The first Gilded Age created a new class of managers and executives who controlled the rise of the industrial factory. Mass production slashed the wages of traditional artisans, and the marriage prospects of these young men diminished along with their income.
What is different about their time and ours is that social norms governing marriage (in somewhat contradictory fashion) have become looser in our day. “Single men and women in the late 19th and early 20th centuries rarely lived together without marrying, and very few had children,” writes Johns Hopkins sociologist Andrew J. Cherlin. “The social norms against cohabitation and childbearing outside of marriage were strong.” Today, of course, it is commonplace for couples to cohabitate and raise children outside of marriage.
What language do we have to describe an earnest contemporary marriage, complete with its challenges and problems? Pop culture does not share a vision of what marriage should look like, so its attempts to critique and parody the institution become confused and ineffective. The film Gone Girl, for example, establishes a cliche marriage as a strawman to be knocked over with corny plot twists, argues Zoë Heller at the New York Review of Books.
The loosing of restrictions outside of marriage might help the institution as a whole, argues Christopher Ryan in his Big Think interview.
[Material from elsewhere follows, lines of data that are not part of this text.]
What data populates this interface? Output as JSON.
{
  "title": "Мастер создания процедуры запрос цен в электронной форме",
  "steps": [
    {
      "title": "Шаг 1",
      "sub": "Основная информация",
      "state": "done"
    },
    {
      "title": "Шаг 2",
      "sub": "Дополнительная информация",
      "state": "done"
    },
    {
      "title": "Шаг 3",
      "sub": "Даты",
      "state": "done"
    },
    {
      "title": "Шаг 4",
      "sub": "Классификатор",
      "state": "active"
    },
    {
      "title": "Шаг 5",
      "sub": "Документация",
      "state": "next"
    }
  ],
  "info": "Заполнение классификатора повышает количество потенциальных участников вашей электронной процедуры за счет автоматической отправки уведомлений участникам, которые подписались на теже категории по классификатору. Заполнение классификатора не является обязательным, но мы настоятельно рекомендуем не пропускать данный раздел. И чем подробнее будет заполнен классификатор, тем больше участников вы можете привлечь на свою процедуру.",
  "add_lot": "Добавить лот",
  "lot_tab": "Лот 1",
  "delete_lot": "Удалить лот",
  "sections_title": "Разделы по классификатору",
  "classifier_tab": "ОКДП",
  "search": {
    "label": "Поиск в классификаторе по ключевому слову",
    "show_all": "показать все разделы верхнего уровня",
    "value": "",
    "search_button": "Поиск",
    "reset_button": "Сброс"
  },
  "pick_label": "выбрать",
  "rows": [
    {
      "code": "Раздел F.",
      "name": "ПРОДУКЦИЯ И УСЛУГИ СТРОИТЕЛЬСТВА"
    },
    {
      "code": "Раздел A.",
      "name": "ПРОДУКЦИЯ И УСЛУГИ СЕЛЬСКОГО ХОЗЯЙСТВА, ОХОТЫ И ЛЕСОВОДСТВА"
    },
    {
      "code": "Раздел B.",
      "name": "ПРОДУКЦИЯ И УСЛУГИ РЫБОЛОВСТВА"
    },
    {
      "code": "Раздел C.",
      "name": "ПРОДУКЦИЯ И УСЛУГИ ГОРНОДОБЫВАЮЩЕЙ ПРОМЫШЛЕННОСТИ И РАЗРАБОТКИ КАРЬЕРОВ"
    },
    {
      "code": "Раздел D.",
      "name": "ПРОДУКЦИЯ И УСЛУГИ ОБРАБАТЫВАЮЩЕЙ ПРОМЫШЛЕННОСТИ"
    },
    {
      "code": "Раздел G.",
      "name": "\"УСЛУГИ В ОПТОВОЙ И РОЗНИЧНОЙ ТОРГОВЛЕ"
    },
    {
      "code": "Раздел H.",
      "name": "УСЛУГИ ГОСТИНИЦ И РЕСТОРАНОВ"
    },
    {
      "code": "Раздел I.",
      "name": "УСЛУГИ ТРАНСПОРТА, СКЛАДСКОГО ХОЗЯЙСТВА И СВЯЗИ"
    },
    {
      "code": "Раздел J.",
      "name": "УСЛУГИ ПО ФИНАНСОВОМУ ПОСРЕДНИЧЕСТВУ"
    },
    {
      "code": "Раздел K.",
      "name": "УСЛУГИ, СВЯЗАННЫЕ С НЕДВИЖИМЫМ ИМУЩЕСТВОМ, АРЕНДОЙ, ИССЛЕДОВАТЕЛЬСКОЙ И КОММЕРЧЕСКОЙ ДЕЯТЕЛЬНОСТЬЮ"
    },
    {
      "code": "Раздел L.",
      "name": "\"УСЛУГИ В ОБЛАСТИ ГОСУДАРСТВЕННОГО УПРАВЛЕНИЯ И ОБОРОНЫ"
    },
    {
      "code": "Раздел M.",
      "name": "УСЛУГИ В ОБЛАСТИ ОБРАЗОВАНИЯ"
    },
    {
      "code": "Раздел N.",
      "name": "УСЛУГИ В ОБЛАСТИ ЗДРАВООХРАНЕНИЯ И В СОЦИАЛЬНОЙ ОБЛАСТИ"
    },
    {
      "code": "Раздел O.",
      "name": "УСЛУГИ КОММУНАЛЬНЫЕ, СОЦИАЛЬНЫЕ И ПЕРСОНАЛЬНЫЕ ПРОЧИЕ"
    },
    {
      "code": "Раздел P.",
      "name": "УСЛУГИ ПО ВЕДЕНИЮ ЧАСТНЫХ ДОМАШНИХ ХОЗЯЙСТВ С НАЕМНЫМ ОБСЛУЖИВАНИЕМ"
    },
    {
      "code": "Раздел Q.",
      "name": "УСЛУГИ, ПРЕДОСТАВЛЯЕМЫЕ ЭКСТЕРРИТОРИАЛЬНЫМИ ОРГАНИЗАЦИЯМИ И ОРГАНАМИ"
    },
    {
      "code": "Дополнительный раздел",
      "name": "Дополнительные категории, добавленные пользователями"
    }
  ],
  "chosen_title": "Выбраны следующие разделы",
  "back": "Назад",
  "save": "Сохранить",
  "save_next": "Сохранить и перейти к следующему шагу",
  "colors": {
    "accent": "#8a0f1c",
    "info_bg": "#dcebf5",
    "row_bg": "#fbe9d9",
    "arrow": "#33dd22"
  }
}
When our culture responds negatively to natural urges, like seeking sexual satisfaction outside marriage, the results can do more harm to marriages than good:
As we’ve pointed out, those of us who are marrying are staying married longer, possibly because we’re taking the time to get to know each other better before exchanging vows. That’s often a result of cohabitation before marriage. But is our reluctance to get married a result of shifting cultural norms or a weakening of the financial security that helps marriage thrive?